Davutoğlu, yakılan araçlar yerine yenisinin getirileceğini de belirterek, “Yakılan araçlarınız bir ise ikisi gelecek” dedi. “Yerel yöneticilik anlamında, maalesef utanç verici bir tablo ile de karşı karşıya kaldık” diyen Davutoğlu, “Yangınlar sürürken, bazı büyükşehir belediye başkanlarının sizlere itfaiye aracı vermediğini biliyoruz” açıklamasında bulundu.
Ahmet Davutoğlu, yangın sürerken itfaiye araçların depoda beklemesinin bir suç olduğunu vurgulayarak, belediyelere bu imkanların ihtiyaç hissedildiğinde hizmetin verilmesi için sağlandığını söyledi. Buna yönelik de tedbir alınacağının altını çizen Davutoğlu, özellikle ilçe belediyelerin ihtiyacı olan araç ve gereçlerin de en kısa zamanda temin edileceğini bildirdi.
“Her bir belediyemize bir kardeş belediye tahsis edilecek”
Davutoğlu, sivil vatandaşların da zararlarının mümkün olduğunca kısa zamanda tanzim edilerek ekonominin tekrar canlandırılacağını belirtti.
Tüm bunların üstesinden gelineceğine işaret eden Davutoğlu, “Kardeş belediye anlayışıyla her bir belediyemize batıdan orta Anadoludan bir kardeş belediye tahsis edilecek. Bunlar, Türkiye’nin doğusunun batısının, kuzeyinin güneyinin farklı olmadığını görecekler” diye konuştu.
“Boyun eğmediniz, boyun eğdirilemeyeceksiniz”

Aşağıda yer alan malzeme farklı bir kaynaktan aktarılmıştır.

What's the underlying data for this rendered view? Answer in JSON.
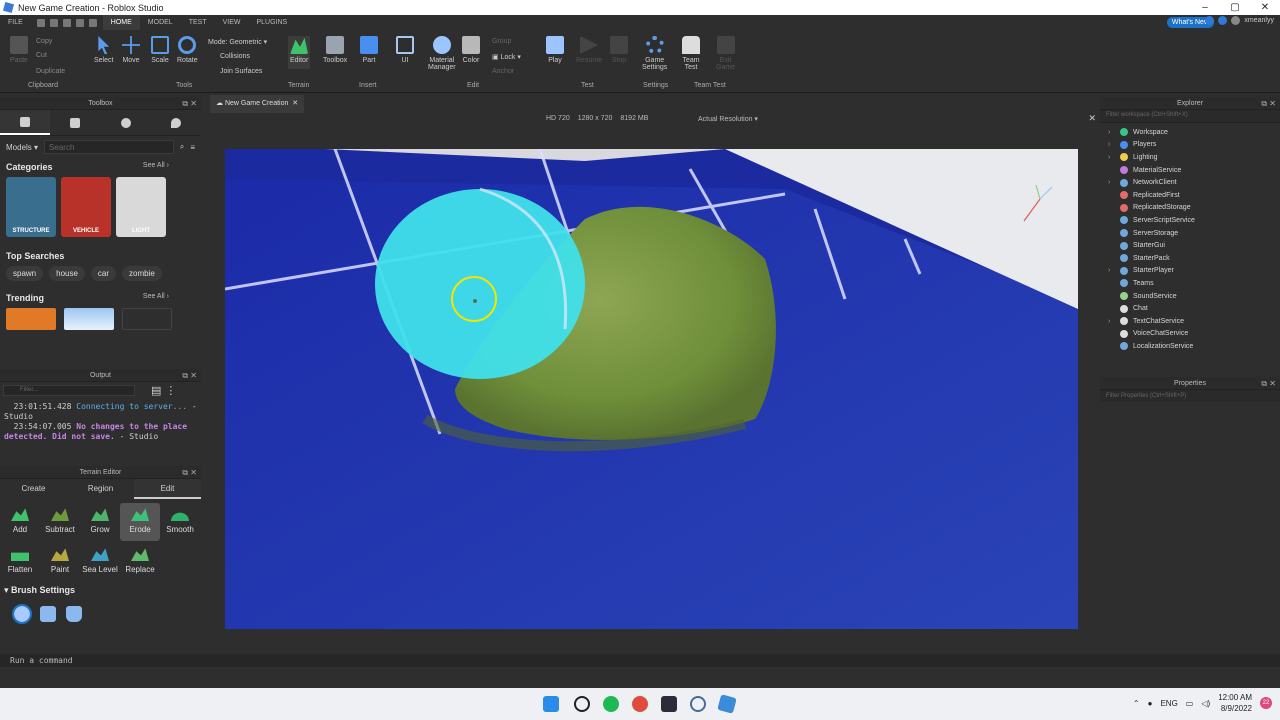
{
  "window": {
    "title": "New Game Creation - Roblox Studio",
    "controls": [
      "–",
      "▢",
      "✕"
    ]
  },
  "menu": {
    "items": [
      "FILE",
      "HOME",
      "MODEL",
      "TEST",
      "VIEW",
      "PLUGINS"
    ],
    "active": "HOME"
  },
  "top_right": {
    "whats_new": "What's New",
    "username": "xmeanlyy"
  },
  "ribbon": {
    "clipboard": {
      "paste": "Paste",
      "copy": "Copy",
      "cut": "Cut",
      "duplicate": "Duplicate",
      "group_label": "Clipboard"
    },
    "tools": {
      "select": "Select",
      "move": "Move",
      "scale": "Scale",
      "rotate": "Rotate",
      "mode_label": "Mode:",
      "mode_value": "Geometric",
      "collisions": "Collisions",
      "join_surfaces": "Join Surfaces",
      "group_label": "Tools"
    },
    "terrain": {
      "editor": "Editor",
      "group_label": "Terrain"
    },
    "insert": {
      "toolbox": "Toolbox",
      "part": "Part",
      "ui": "UI",
      "group_label": "Insert"
    },
    "edit": {
      "material_manager": "Material\nManager",
      "color": "Color",
      "group": "Group",
      "lock": "Lock",
      "anchor": "Anchor",
      "group_label": "Edit"
    },
    "test": {
      "play": "Play",
      "resume": "Resume",
      "stop": "Stop",
      "group_label": "Test"
    },
    "settings": {
      "game_settings": "Game\nSettings",
      "group_label": "Settings"
    },
    "team_test": {
      "team_test": "Team\nTest",
      "exit_game": "Exit\nGame",
      "group_label": "Team Test"
    }
  },
  "toolbox": {
    "title": "Toolbox",
    "category_dropdown": "Models",
    "search_placeholder": "Search",
    "categories_title": "Categories",
    "see_all": "See All ›",
    "categories": [
      {
        "label": "STRUCTURE",
        "color": "#3a6e8f"
      },
      {
        "label": "VEHICLE",
        "color": "#b8322a"
      },
      {
        "label": "LIGHT",
        "color": "#d9d9d9"
      }
    ],
    "top_searches_title": "Top Searches",
    "top_searches": [
      "spawn",
      "house",
      "car",
      "zombie"
    ],
    "trending_title": "Trending",
    "trending_see_all": "See All ›"
  },
  "output": {
    "title": "Output",
    "filter_placeholder": "Filter...",
    "logs": [
      {
        "time": "23:01:51.428",
        "msg": "Connecting to server...",
        "suffix": "- Studio",
        "color": "#5fb0e8"
      },
      {
        "time": "23:54:07.005",
        "msg": "No changes to the place detected. Did not save.",
        "suffix": "- Studio",
        "color": "#c785e8"
      }
    ]
  },
  "terrain_editor": {
    "title": "Terrain Editor",
    "tabs": [
      "Create",
      "Region",
      "Edit"
    ],
    "active_tab": "Edit",
    "tools": [
      {
        "label": "Add",
        "color": "#3ec36a"
      },
      {
        "label": "Subtract",
        "color": "#6c9a3e"
      },
      {
        "label": "Grow",
        "color": "#4db56a"
      },
      {
        "label": "Erode",
        "color": "#3fbf77"
      },
      {
        "label": "Smooth",
        "color": "#2fb06b"
      },
      {
        "label": "Flatten",
        "color": "#3ec36a"
      },
      {
        "label": "Paint",
        "color": "#b6a83e"
      },
      {
        "label": "Sea Level",
        "color": "#3ea3c3"
      },
      {
        "label": "Replace",
        "color": "#5dbb6a"
      }
    ],
    "selected_tool": "Erode",
    "brush_settings": "Brush Settings"
  },
  "viewport": {
    "tab": "New Game Creation",
    "device": "HD 720",
    "resolution": "1280 x 720",
    "memory": "8192 MB",
    "scale": "Actual Resolution"
  },
  "explorer": {
    "title": "Explorer",
    "filter_placeholder": "Filter workspace (Ctrl+Shift+X)",
    "items": [
      {
        "label": "Workspace",
        "expandable": true,
        "color": "#37c48a"
      },
      {
        "label": "Players",
        "expandable": true,
        "color": "#4a8ff0"
      },
      {
        "label": "Lighting",
        "expandable": true,
        "color": "#f2c94c"
      },
      {
        "label": "MaterialService",
        "expandable": false,
        "color": "#c17bd8"
      },
      {
        "label": "NetworkClient",
        "expandable": true,
        "color": "#6fa8dc"
      },
      {
        "label": "ReplicatedFirst",
        "expandable": false,
        "color": "#e36b6b"
      },
      {
        "label": "ReplicatedStorage",
        "expandable": false,
        "color": "#e36b6b"
      },
      {
        "label": "ServerScriptService",
        "expandable": false,
        "color": "#6fa8dc"
      },
      {
        "label": "ServerStorage",
        "expandable": false,
        "color": "#6fa8dc"
      },
      {
        "label": "StarterGui",
        "expandable": false,
        "color": "#6fa8dc"
      },
      {
        "label": "StarterPack",
        "expandable": false,
        "color": "#6fa8dc"
      },
      {
        "label": "StarterPlayer",
        "expandable": true,
        "color": "#6fa8dc"
      },
      {
        "label": "Teams",
        "expandable": false,
        "color": "#6fa8dc"
      },
      {
        "label": "SoundService",
        "expandable": false,
        "color": "#9ad08f"
      },
      {
        "label": "Chat",
        "expandable": false,
        "color": "#ddd"
      },
      {
        "label": "TextChatService",
        "expandable": true,
        "color": "#ddd"
      },
      {
        "label": "VoiceChatService",
        "expandable": false,
        "color": "#ddd"
      },
      {
        "label": "LocalizationService",
        "expandable": false,
        "color": "#6fa8dc"
      }
    ]
  },
  "properties": {
    "title": "Properties",
    "filter_placeholder": "Filter Properties (Ctrl+Shift+P)"
  },
  "command_bar": {
    "placeholder": "Run a command"
  },
  "taskbar": {
    "lang": "ENG",
    "time": "12:00 AM",
    "date": "8/9/2022",
    "notifications": "22"
  }
}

Davutoğlu, Van depreminden sonra nasıl bir seferberlik ilan edildiğinin, ülkenin dörtbir yanından yaraların sarılması için koşulduğunun iyi bilindiğini belirterek, şöyle devam etti:
“Şimdide seferberlik ilan ediyoruz. Doğusu batısıyla kuzeyi ve güneyi ile bütün Türkiye’de yardımlaşma seferberliği ilan ediyoruz. AK Parti’nin batı, Orta Anadolu, Karadeniz ve Akdeniz bölgesindeki belediyeleri tam bir seferberlik halinde sizlere yardım için harekete geçecekler.
Herşey telafi edilir, yıkılan bina yeniden yapılır, yanan yerde çok daha güzel eserler yapılır. Telafi edilmeyecek tek şey özgüven eksikliğidir. Kendimize güvenimizi kaybettik mi, işte o zaman telafisi mümkün olmayan bir yola gireriz. Zaten bu eşkiyaların hedefi de sizin kendinize güveninizi kaybetmenizdir. Devletinize olan güveni kaybetmenizi istediler. Biz de sizi buraya çağırarak, Başkent’te size şu mesajı veriyoruz. ‘Ne olursa olsun özgüveninizi kaybetmeyin.’ Bütün Türkiye, sizin yanınızdadır, oradaki kardeşlerimizin yanındadır ve Türkiye’nin komşu ülkelerde yaşanan şekilde herhangi bir kargaşa ortamına girmemesi için her türlü tedbir de alınacaktır.
Bu milletin beka söz konusu olduğunda, bir felaket, bir acı söz konusu olduğunda nasıl omuz omuza verdiğine tarih de şahittir, gelecek nesiller de şahit olacaklar. Ben bir kez daha vakur duruşunuz, metin tavrınız ve dirayetiniz dolayısıyla teşekkürlerimi sunuyorum. Sadece Hükümetimiz adına, sadece AK Parti adına değil, bütün millet adına hepinize tek tek teşekkür ediyorum. Boyun eğmediniz, boyun eğdirilemeyeceksiniz.”
Tüm belediye ve ilçe başkanlarına hayırlı yolculuklar dileyen Davutoğlu, her şartta Hükümetin ve AK Parti kadrolarının, belediye başkanlarının ve bölge halkının yanında olduğunu bildirdi. Davutoğlu, bu mesajın bölgedeki vatandaşlara iletilmesini isteyerek, “Allah, yar ve yardımcımız olsun” dedi.